Happy Happiness Day!

Wow, we actually have an international happiness day to help remind us of the importance of being involved with our own and our communities’ happiness. The General Assembly of the United Nations commissioned a Day of Happiness, to raise awareness that happiness, human flourishing and wellbeing are fundamental to all life. We know that flourishing people tend to be happier, healthier and smarter. They are more grateful, generous, creative, productive and open minded.

As always, the small and simple things can have a great impact for someone today. Smile more today and say hello. Put some coins in a metered parking space for someone else. Give a hug (if I were with you I would give you a hug – I am sending you one virtually!). Listen for understanding. Share a kind word with your kids or your partner. Lend a helping hand – hold the door for someone. Think warm thoughts for those you see. Let your imagination go wild as to how you could impact others.
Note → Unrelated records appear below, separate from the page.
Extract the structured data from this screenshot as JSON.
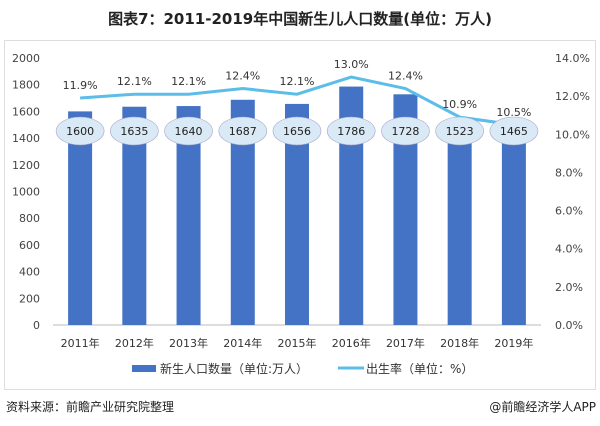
{
  "title": "图表7：2011-2019年中国新生儿人口数量(单位：万人)",
  "source": "资料来源：前瞻产业研究院整理",
  "credit": "@前瞻经济学人APP",
  "colors": {
    "bar": "#4472c4",
    "line": "#5bbde8",
    "label_bg": "#d9e9f5"
  },
  "chart_data": {
    "type": "bar+line",
    "categories": [
      "2011年",
      "2012年",
      "2013年",
      "2014年",
      "2015年",
      "2016年",
      "2017年",
      "2018年",
      "2019年"
    ],
    "series": [
      {
        "name": "新生人口数量（单位:万人）",
        "type": "bar",
        "axis": "left",
        "values": [
          1600,
          1635,
          1640,
          1687,
          1656,
          1786,
          1728,
          1523,
          1465
        ],
        "labels": [
          "1600",
          "1635",
          "1640",
          "1687",
          "1656",
          "1786",
          "1728",
          "1523",
          "1465"
        ]
      },
      {
        "name": "出生率（单位：%）",
        "type": "line",
        "axis": "right",
        "values": [
          11.9,
          12.1,
          12.1,
          12.4,
          12.1,
          13.0,
          12.4,
          10.9,
          10.5
        ],
        "labels": [
          "11.9%",
          "12.1%",
          "12.1%",
          "12.4%",
          "12.1%",
          "13.0%",
          "12.4%",
          "10.9%",
          "10.5%"
        ]
      }
    ],
    "left_axis": {
      "ylim": [
        0,
        2000
      ],
      "ticks": [
        "0",
        "200",
        "400",
        "600",
        "800",
        "1000",
        "1200",
        "1400",
        "1600",
        "1800",
        "2000"
      ]
    },
    "right_axis": {
      "ylim": [
        0,
        14
      ],
      "ticks": [
        "0.0%",
        "2.0%",
        "4.0%",
        "6.0%",
        "8.0%",
        "10.0%",
        "12.0%",
        "14.0%"
      ]
    },
    "legend_position": "bottom"
  }
}
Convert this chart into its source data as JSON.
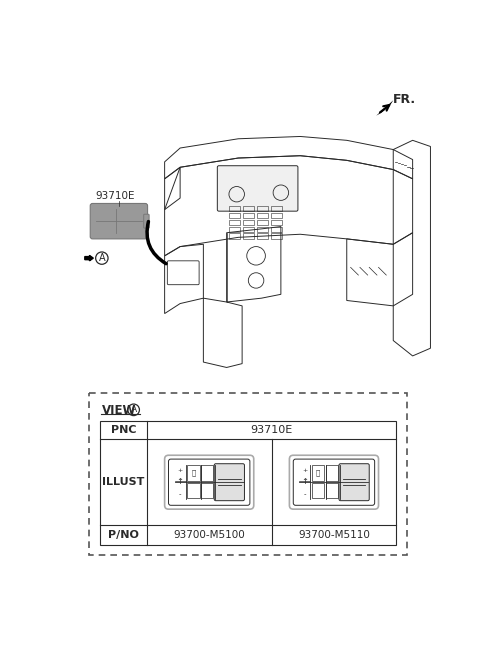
{
  "bg_color": "#ffffff",
  "line_color": "#2a2a2a",
  "fr_label": "FR.",
  "part_label": "93710E",
  "circle_label": "A",
  "view_label": "VIEW",
  "pnc_label": "PNC",
  "pnc_value": "93710E",
  "illust_label": "ILLUST",
  "pno_label": "P/NO",
  "pno_value1": "93700-M5100",
  "pno_value2": "93700-M5110",
  "gray_part": "#999999",
  "gray_part_dark": "#777777",
  "gray_part_light": "#bbbbbb",
  "switch_bg": "#f5f5f5",
  "switch_btn": "#e8e8e8"
}
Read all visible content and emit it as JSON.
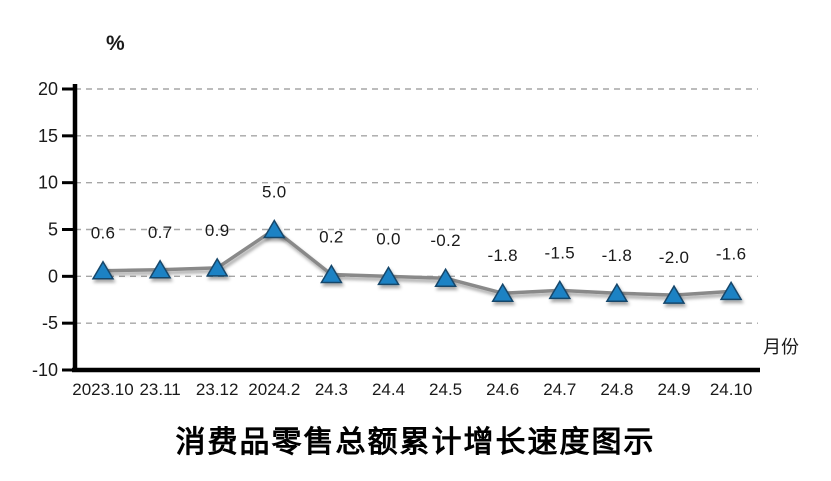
{
  "chart_data": {
    "type": "line",
    "title": "消费品零售总额累计增长速度图示",
    "unit_label": "%",
    "x_axis_label": "月份",
    "categories": [
      "2023.10",
      "23.11",
      "23.12",
      "2024.2",
      "24.3",
      "24.4",
      "24.5",
      "24.6",
      "24.7",
      "24.8",
      "24.9",
      "24.10"
    ],
    "values": [
      0.6,
      0.7,
      0.9,
      5.0,
      0.2,
      0.0,
      -0.2,
      -1.8,
      -1.5,
      -1.8,
      -2.0,
      -1.6
    ],
    "data_labels": [
      "0.6",
      "0.7",
      "0.9",
      "5.0",
      "0.2",
      "0.0",
      "-0.2",
      "-1.8",
      "-1.5",
      "-1.8",
      "-2.0",
      "-1.6"
    ],
    "y_ticks": [
      20,
      15,
      10,
      5,
      0,
      -5,
      -10
    ],
    "ylim": [
      -10,
      20
    ],
    "grid": "dashed-horizontal",
    "legend": "none",
    "marker_shape": "triangle",
    "colors": {
      "line": "#898989",
      "marker_fill": "#1e82c4",
      "marker_stroke": "#16466b",
      "grid": "#a6a6a6",
      "axis": "#000000",
      "text": "#1a1a1a"
    }
  }
}
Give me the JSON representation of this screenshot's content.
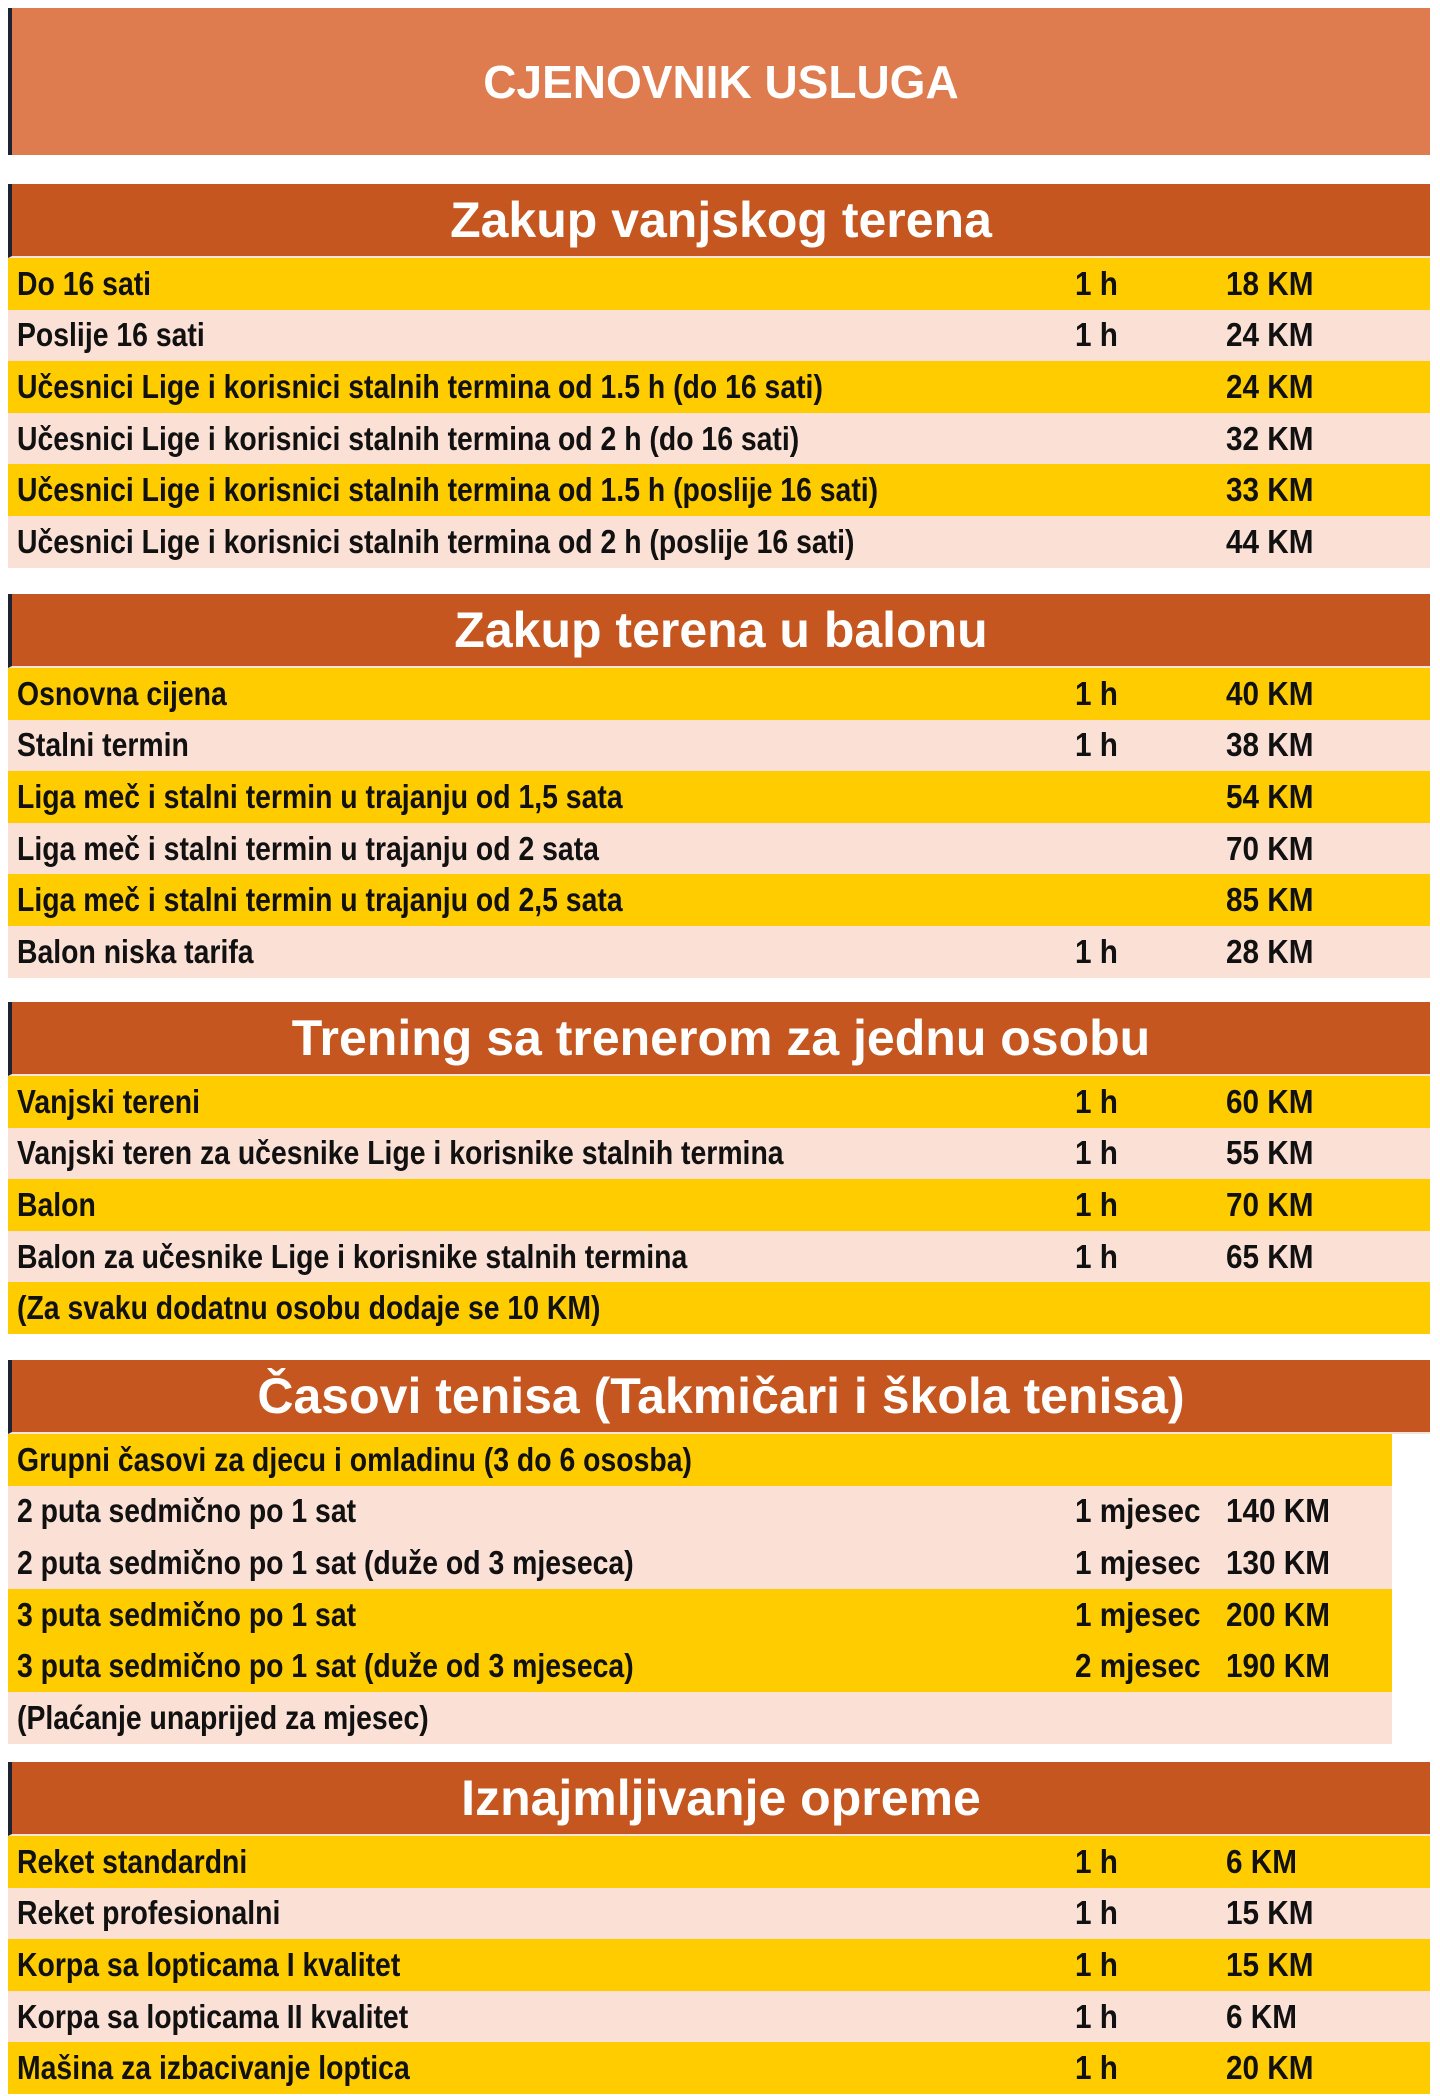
{
  "title": "CJENOVNIK USLUGA",
  "colors": {
    "title_bg": "#DE7C50",
    "section_bg": "#C5561F",
    "yellow": "#FFCC00",
    "pink": "#FBE0D6"
  },
  "sections": [
    {
      "heading": "Zakup vanjskog terena",
      "rows": [
        {
          "label": "Do 16 sati",
          "duration": "1 h",
          "price": "18 KM",
          "color": "yellow"
        },
        {
          "label": "Poslije 16 sati",
          "duration": "1 h",
          "price": "24 KM",
          "color": "pink"
        },
        {
          "label": "Učesnici Lige i korisnici stalnih termina od 1.5 h (do 16 sati)",
          "duration": "",
          "price": "24 KM",
          "color": "yellow"
        },
        {
          "label": "Učesnici Lige i korisnici stalnih termina od 2 h (do 16 sati)",
          "duration": "",
          "price": "32 KM",
          "color": "pink"
        },
        {
          "label": "Učesnici Lige i korisnici stalnih termina od 1.5 h (poslije 16 sati)",
          "duration": "",
          "price": "33 KM",
          "color": "yellow"
        },
        {
          "label": "Učesnici Lige i korisnici stalnih termina od 2 h (poslije 16 sati)",
          "duration": "",
          "price": "44 KM",
          "color": "pink"
        }
      ]
    },
    {
      "heading": "Zakup terena u balonu",
      "rows": [
        {
          "label": "Osnovna cijena",
          "duration": "1 h",
          "price": "40 KM",
          "color": "yellow"
        },
        {
          "label": "Stalni termin",
          "duration": "1 h",
          "price": "38 KM",
          "color": "pink"
        },
        {
          "label": "Liga meč i stalni termin u trajanju od 1,5 sata",
          "duration": "",
          "price": "54 KM",
          "color": "yellow"
        },
        {
          "label": "Liga meč i stalni termin u trajanju od 2 sata",
          "duration": "",
          "price": "70 KM",
          "color": "pink"
        },
        {
          "label": "Liga meč  i stalni termin u trajanju od 2,5 sata",
          "duration": "",
          "price": "85 KM",
          "color": "yellow"
        },
        {
          "label": "Balon niska tarifa",
          "duration": "1 h",
          "price": "28 KM",
          "color": "pink"
        }
      ]
    },
    {
      "heading": "Trening sa trenerom za jednu osobu",
      "rows": [
        {
          "label": "Vanjski tereni",
          "duration": "1 h",
          "price": "60 KM",
          "color": "yellow"
        },
        {
          "label": "Vanjski teren za učesnike Lige i korisnike stalnih termina",
          "duration": "1 h",
          "price": "55 KM",
          "color": "pink"
        },
        {
          "label": "Balon",
          "duration": "1 h",
          "price": "70 KM",
          "color": "yellow"
        },
        {
          "label": "Balon za učesnike Lige  i korisnike stalnih termina",
          "duration": "1 h",
          "price": "65 KM",
          "color": "pink"
        },
        {
          "label": "(Za svaku dodatnu osobu dodaje se 10 KM)",
          "duration": "",
          "price": "",
          "color": "yellow"
        }
      ]
    },
    {
      "heading": "Časovi tenisa (Takmičari i škola tenisa)",
      "narrow": true,
      "rows": [
        {
          "label": "Grupni časovi za djecu i omladinu (3 do 6 ososba)",
          "duration": "",
          "price": "",
          "color": "yellow"
        },
        {
          "label": "2 puta sedmično po 1 sat",
          "duration": "1 mjesec",
          "price": "140 KM",
          "color": "pink"
        },
        {
          "label": "2 puta sedmično po 1 sat (duže od 3 mjeseca)",
          "duration": "1 mjesec",
          "price": "130 KM",
          "color": "pink"
        },
        {
          "label": "3 puta sedmično po 1 sat",
          "duration": "1 mjesec",
          "price": "200 KM",
          "color": "yellow"
        },
        {
          "label": "3 puta sedmično po 1 sat  (duže od 3 mjeseca)",
          "duration": "2 mjesec",
          "price": "190 KM",
          "color": "yellow"
        },
        {
          "label": "(Plaćanje unaprijed za mjesec)",
          "duration": "",
          "price": "",
          "color": "pink"
        }
      ]
    },
    {
      "heading": "Iznajmljivanje opreme",
      "rows": [
        {
          "label": "Reket standardni",
          "duration": "1 h",
          "price": "6 KM",
          "color": "yellow"
        },
        {
          "label": "Reket profesionalni",
          "duration": "1 h",
          "price": "15 KM",
          "color": "pink"
        },
        {
          "label": "Korpa sa lopticama I kvalitet",
          "duration": "1 h",
          "price": "15 KM",
          "color": "yellow"
        },
        {
          "label": "Korpa sa lopticama II kvalitet",
          "duration": "1 h",
          "price": "6 KM",
          "color": "pink"
        },
        {
          "label": "Mašina za izbacivanje loptica",
          "duration": "1 h",
          "price": "20 KM",
          "color": "yellow"
        }
      ]
    }
  ]
}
Canada (where I am) ends up some where in the middle of the happiest people in the world. Many of our assumptions about what would make us happy are not true. For instance, wealth. After our basic needs are met, wealth is not a variable that makes us happy. Happiness is more an inside job, or an intrinsic characteristic such as gratitude rather then an outside variable, an extrinsic variable, such as wealth. Use this day as a great opportunity for discussion between you and your partner regarding what you are working for in your life to create happiness. The variables that make a difference world wide are also important to your partnership such as family and friend connections, having someone to count on, perceived freedom to make life choices and generosity are some of the variables world wide. Also take this day to reinforce your connections with each other and family and friends.

When you do this, it makes a difference with your children and also your networks. Your gestures of goodness, kindness and happiness can spread like a contagion. In some innovative research Cacioppo, Christakis, and Fowler (December 2009) have shown that happiness, loneliness, altruism, and whether people cheat all spread through networks. If people cooperate, it is more likely that strangers, three degrees removed, will also cooperate. Like an event cone, one act, whether it adds happiness or unhappiness, changes and alters unrelated events. We need to celebrate and promote happiness to help with the brokenness in the world as well as ourselves. Happy Happiness Day! – Celebrate today well.